Auf der Suche nach Identität
Warum wir uns für das Feedback und die Meinung unserer Mitmenschen interessieren, hat ebenso mit einer Suche nach der eigenen Identität zu tun. Auf andere Menschen angewiesen zu sein – und sei es nur die bescheidene Versicherung, dass alles in bester Ordnung ist – kann auf eine nicht gereifte Persönlichkeit hindeuten, vor allem dann, wenn die Meinung des Gegenübers zwingender Bestandteil einer Entscheidungshilfe darstellt. Wenn wir eine gewisse Überzeugung in uns tragen und wissen, wer wir sind und was wir möchten, dann wirft uns auch keine konträre Meinung aus der Bahn. Auf der Suche nach Bestätigung zu sein, ist ein völlig normaler Prozess, den alle Menschen in ihrem Leben mehrfach durchlaufen. Er ist sogar wichtig, weil er die eigene Identität stärken kann. Allein das permanente Bedürfnis nach Anerkennung, selbst wenn diese bereits erfolgte, scheint für ein ungesundes Maß an Selbstsicherheit zu sprechen.
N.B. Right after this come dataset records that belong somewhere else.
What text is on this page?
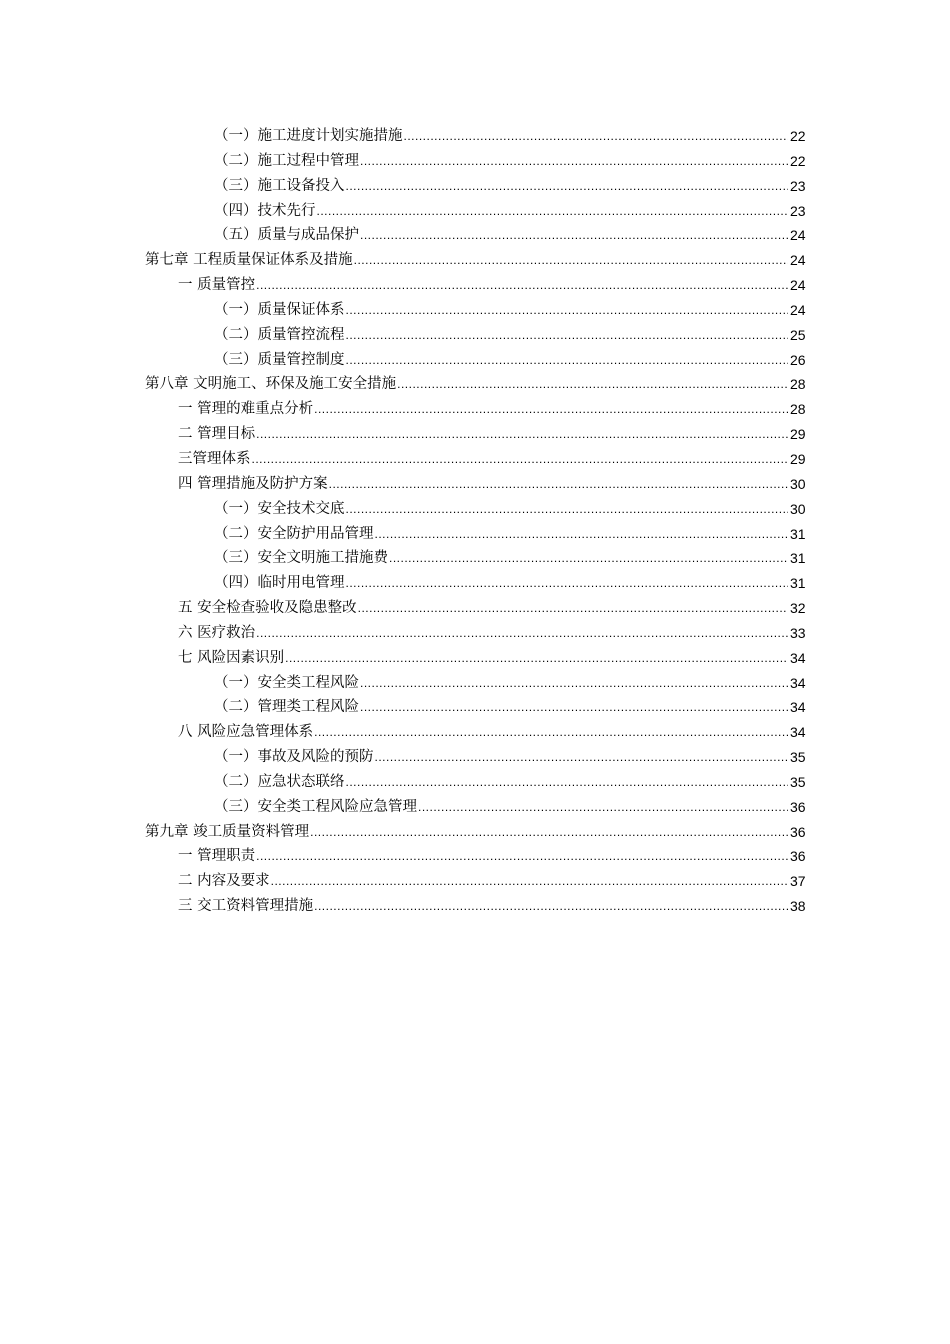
（一）施工进度计划实施措施 .....	22
（二）施工过程中管理 .....	22
（三）施工设备投入 .....	23
（四）技术先行 .....	23
（五）质量与成品保护 .....	24
第七章 工程质量保证体系及措施 .....	24
一 质量管控 .....	24
（一）质量保证体系 .....	24
（二）质量管控流程 .....	25
（三）质量管控制度 .....	26
第八章 文明施工、环保及施工安全措施 .....	28
一 管理的难重点分析 .....	28
二 管理目标 .....	29
三管理体系 .....	29
四 管理措施及防护方案 .....	30
（一）安全技术交底 .....	30
（二）安全防护用品管理 .....	31
（三）安全文明施工措施费 .....	31
（四）临时用电管理 .....	31
五 安全检查验收及隐患整改 .....	32
六 医疗救治 .....	33
七 风险因素识别 .....	34
（一）安全类工程风险 .....	34
（二）管理类工程风险 .....	34
八 风险应急管理体系 .....	34
（一）事故及风险的预防 .....	35
（二）应急状态联络 .....	35
（三）安全类工程风险应急管理 .....	36
第九章 竣工质量资料管理 .....	36
一 管理职责 .....	36
二 内容及要求 .....	37
三 交工资料管理措施 .....	38
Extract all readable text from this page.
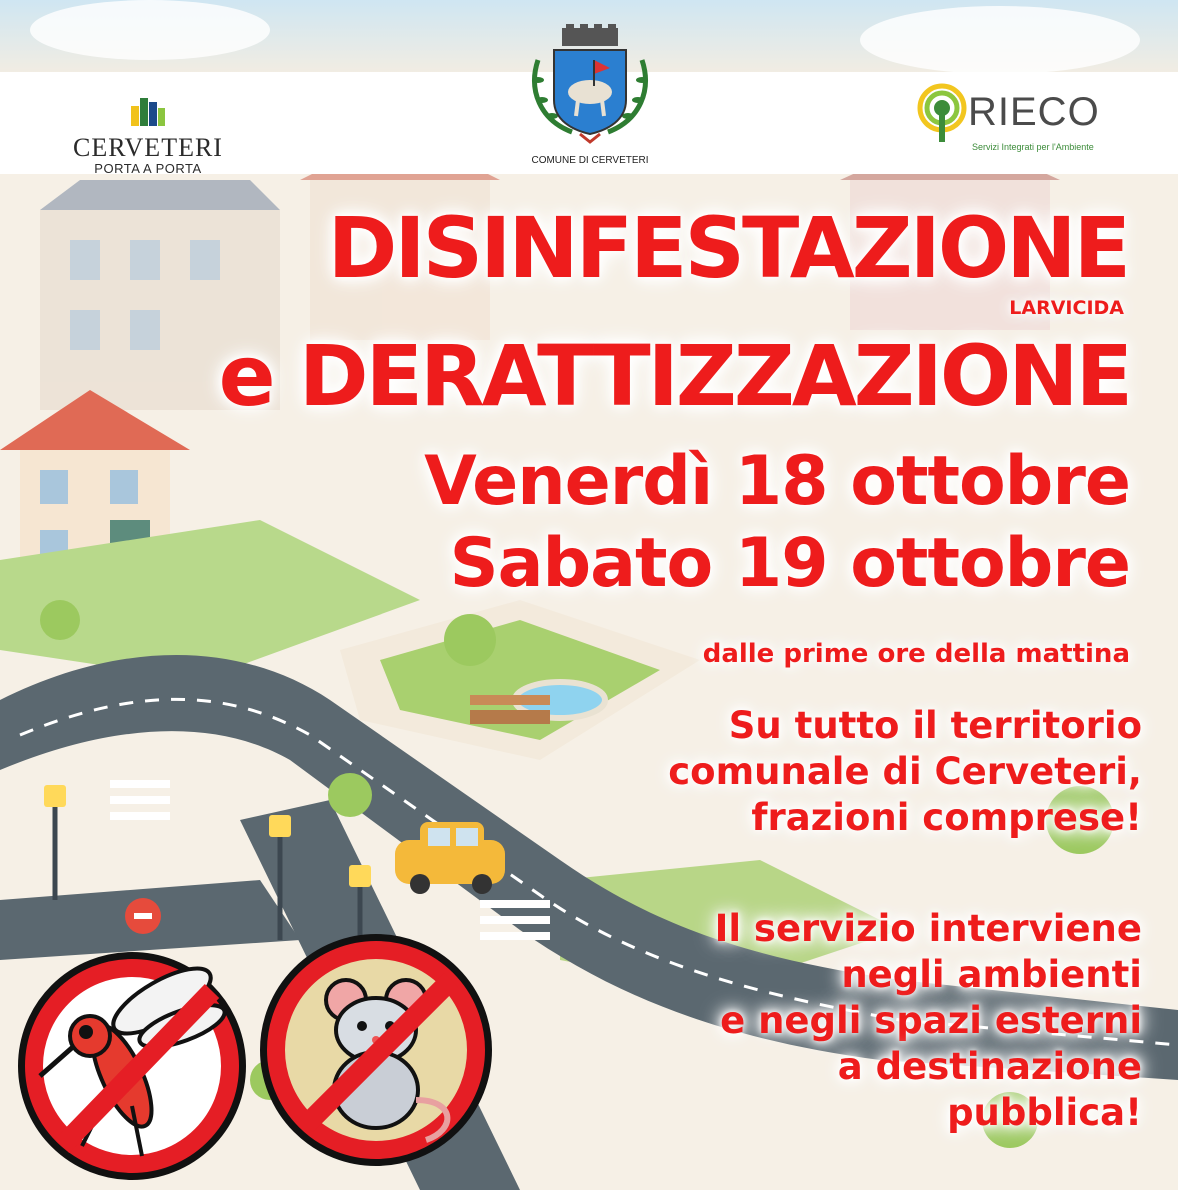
CERVETERI
PORTA A PORTA
COMUNE DI CERVETERI
RIECO
Servizi Integrati per l'Ambiente
DISINFESTAZIONE
LARVICIDA
e DERATTIZZAZIONE
Venerdì 18 ottobre
Sabato 19 ottobre
dalle prime ore della mattina
Su tutto il territorio
comunale di Cerveteri,
frazioni comprese!
Il servizio interviene
negli ambienti
e negli spazi esterni
a destinazione
pubblica!
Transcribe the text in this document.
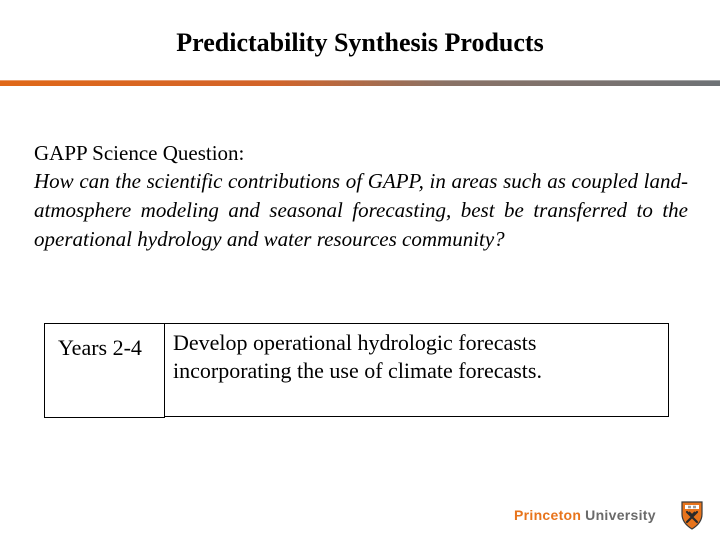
Predictability Synthesis Products

GAPP Science Question:

How can the scientific contributions of GAPP, in areas such as coupled land-atmosphere modeling and seasonal forecasting, best be transferred to the operational hydrology and water resources community?

Years 2-4 Develop operational hydrologic forecasts
incorporating the use of climate forecasts.

Princeton University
Fazit: Warum ist es uns so wichtig, was andere über uns denken? Erklärung
Zu guter Letzt ist eine Meinungs- bzw. Gefühlsäußerung immer subjektiv. Jedes Individuum spricht aus seiner eigenen Sicht. Da Wahrnehmung nicht ‚richtig oder falsch‘ sein kann, bleibt die getätigte Äußerung ein persönliches Abbild einer Einzelperson, die natürlich auch irren kann. Somit steht fest: Jede Meinung ist eine Stimme und jede Stimme besitzt den gleichen Wert. Wenn wir uns über die Gedanken unserer Freunde und Familie sorgen, ist nichts falsch daran, dennoch darf auch jede fremde Meinungsäußerung kritisch beäugt werden.